7月25日(金)東京も、戸外を歩くと汗が噴き出てくる暑い日が続いています。
朝いちばんに千代田区役所を訪問。議会事務局次長の鈴木秀人さんから、政務調査費の「交付額等審査会」について説明を受けました。その後、2年前に建設された新庁舎議場の対面式議席や巨大スクリーンなど、議会改革のための舞台装置を見学。さらに、同庁舎内にある図書館や障害者の方々が働く
「さくらベーカリー」などを見せていただきました。
午後は、帰りの便を遅らせて、東京財団が開催したフォーラム「分権時代の地方議会改革(改革派首長からの提案)」に参加。

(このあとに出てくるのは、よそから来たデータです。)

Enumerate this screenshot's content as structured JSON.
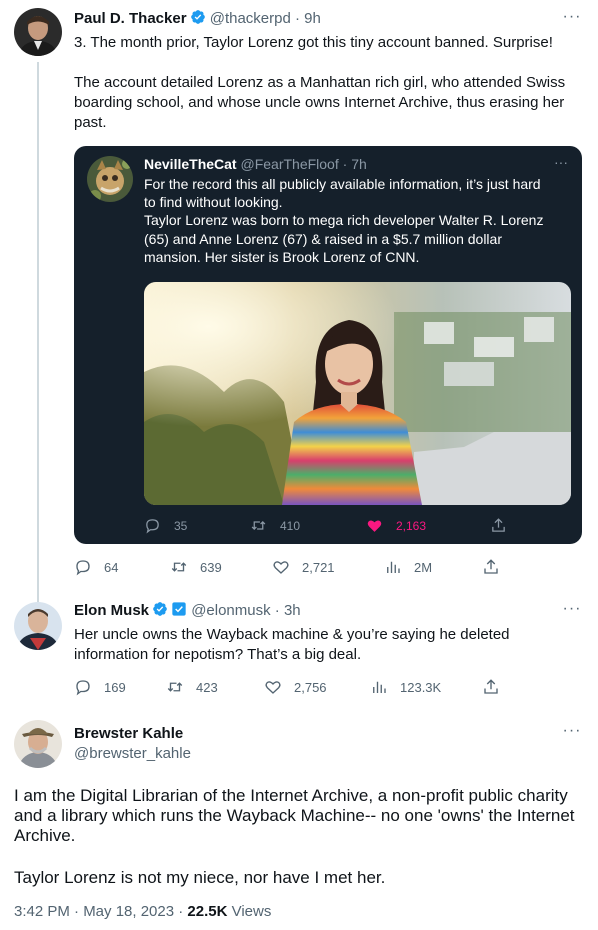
{
  "tweet1": {
    "name": "Paul D. Thacker",
    "handle": "@thackerpd",
    "time": "9h",
    "paragraphs": [
      "3. The month prior, Taylor Lorenz got this tiny account banned. Surprise!",
      "The account detailed Lorenz as a Manhattan rich girl, who attended Swiss boarding school, and whose uncle owns Internet Archive, thus erasing her past."
    ],
    "stats": {
      "replies": "64",
      "retweets": "639",
      "likes": "2,721",
      "views": "2M"
    }
  },
  "quote": {
    "name": "NevilleTheCat",
    "handle": "@FearTheFloof",
    "time": "7h",
    "lines": [
      "For the record this all publicly available information, it’s just hard",
      "to find without looking.",
      "Taylor Lorenz was born to mega rich developer Walter R. Lorenz",
      "(65) and Anne Lorenz (67) & raised in a $5.7 million dollar",
      "mansion. Her sister is Brook Lorenz of CNN."
    ],
    "stats": {
      "replies": "35",
      "retweets": "410",
      "likes": "2,163"
    }
  },
  "tweet2": {
    "name": "Elon Musk",
    "handle": "@elonmusk",
    "time": "3h",
    "text": "Her uncle owns the Wayback machine & you’re saying he deleted information for nepotism? That’s a big deal.",
    "stats": {
      "replies": "169",
      "retweets": "423",
      "likes": "2,756",
      "views": "123.3K"
    }
  },
  "main": {
    "name": "Brewster Kahle",
    "handle": "@brewster_kahle",
    "paragraphs": [
      "I am the Digital Librarian of the Internet Archive, a non-profit public charity and a library which runs the Wayback Machine-- no one 'owns' the Internet Archive.",
      "Taylor Lorenz is not my niece, nor have I met her."
    ],
    "timestamp": "3:42 PM · May 18, 2023 · ",
    "views_count": "22.5K",
    "views_label": " Views"
  },
  "icons": {
    "reply": "reply-icon",
    "retweet": "retweet-icon",
    "like": "heart-icon",
    "views": "views-icon",
    "share": "share-icon",
    "verified": "verified-badge-icon",
    "more": "more-icon"
  },
  "colors": {
    "verified_blue": "#1d9bf0",
    "like_pink": "#f91880",
    "quote_background": "#15202b"
  }
}
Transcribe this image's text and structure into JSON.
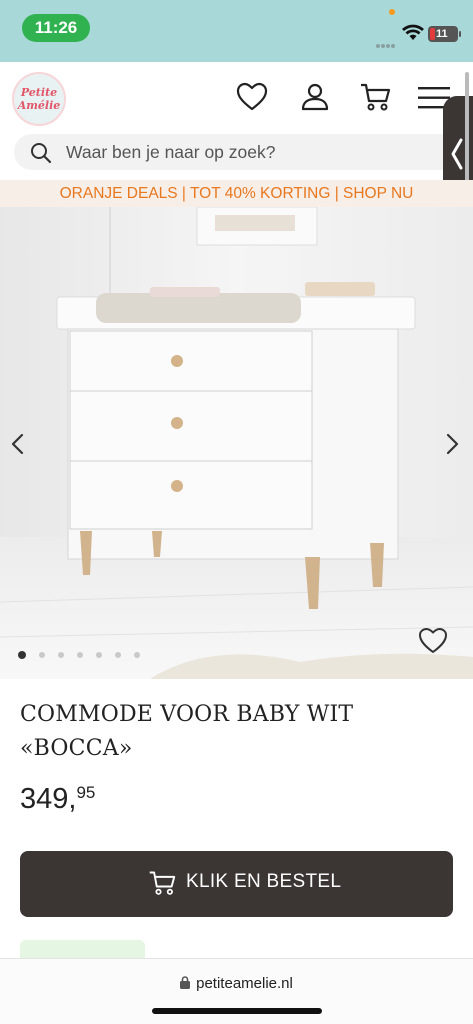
{
  "status_bar": {
    "time": "11:26",
    "battery": "11"
  },
  "header": {
    "logo_line1": "Petite",
    "logo_line2": "Amélie",
    "icons": [
      "heart-icon",
      "user-icon",
      "cart-icon",
      "menu-icon"
    ]
  },
  "search": {
    "placeholder": "Waar ben je naar op zoek?"
  },
  "promo": {
    "text": "ORANJE DEALS | TOT 40% KORTING | SHOP NU"
  },
  "gallery": {
    "total_dots": 7,
    "active_dot": 1
  },
  "product": {
    "title_line1": "COMMODE VOOR BABY WIT",
    "title_line2": "«BOCCA»",
    "price_main": "349,",
    "price_cents": "95"
  },
  "cta": {
    "label": "KLIK EN BESTEL"
  },
  "browser": {
    "url": "petiteamelie.nl"
  },
  "colors": {
    "brand_dark": "#3b3533",
    "promo_orange": "#e8781e",
    "status_bg": "#a9d8d8",
    "time_green": "#2fb24f"
  }
}
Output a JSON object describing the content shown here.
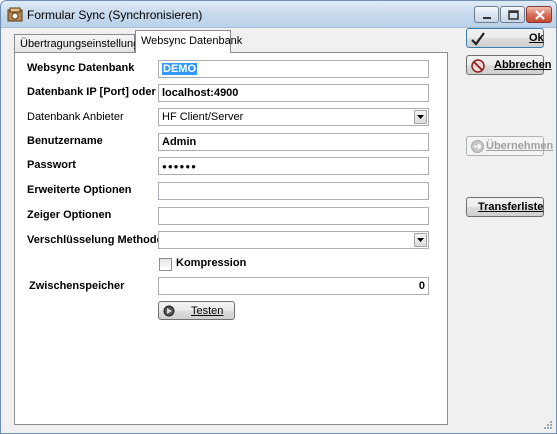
{
  "window": {
    "title": "Formular Sync (Synchronisieren)"
  },
  "tabs": [
    {
      "label": "Übertragungseinstellungen",
      "active": false
    },
    {
      "label": "Websync Datenbank",
      "active": true
    }
  ],
  "form": {
    "websync_db": {
      "label": "Websync Datenbank",
      "value": "DEMO"
    },
    "db_ip": {
      "label": "Datenbank IP [Port] oder URL",
      "value": "localhost:4900"
    },
    "db_provider": {
      "label": "Datenbank Anbieter",
      "value": "HF Client/Server"
    },
    "username": {
      "label": "Benutzername",
      "value": "Admin"
    },
    "password": {
      "label": "Passwort",
      "value": "●●●●●●"
    },
    "advanced": {
      "label": "Erweiterte Optionen",
      "value": ""
    },
    "pointer": {
      "label": "Zeiger Optionen",
      "value": ""
    },
    "encryption": {
      "label": "Verschlüsselung Methode",
      "value": ""
    },
    "compression": {
      "label": "Kompression",
      "checked": false
    },
    "cache": {
      "label": "Zwischenspeicher",
      "value": "0"
    },
    "test_button": "Testen"
  },
  "actions": {
    "ok": "Ok",
    "cancel": "Abbrechen",
    "apply": "Übernehmen",
    "transfer_list": "Transferliste"
  },
  "icons": {
    "app": "sync-app-icon",
    "ok": "checkmark-icon",
    "cancel": "no-entry-icon",
    "apply": "arrow-right-icon",
    "test": "test-icon"
  }
}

石田芳弘(犬山市)、福嶋浩彦(我孫子市)、木下敏之(佐賀市)各前市長らの話を聞き、また、久しぶりに前高知県知事の橋本大二郎さんにお目にかかることができました。なお、首長経験者の皆さんから、「毎年交代で役職を回す議会人事はだめ。議長は4年任期を務められるような人材を選ぶべきだ」という提言もありました。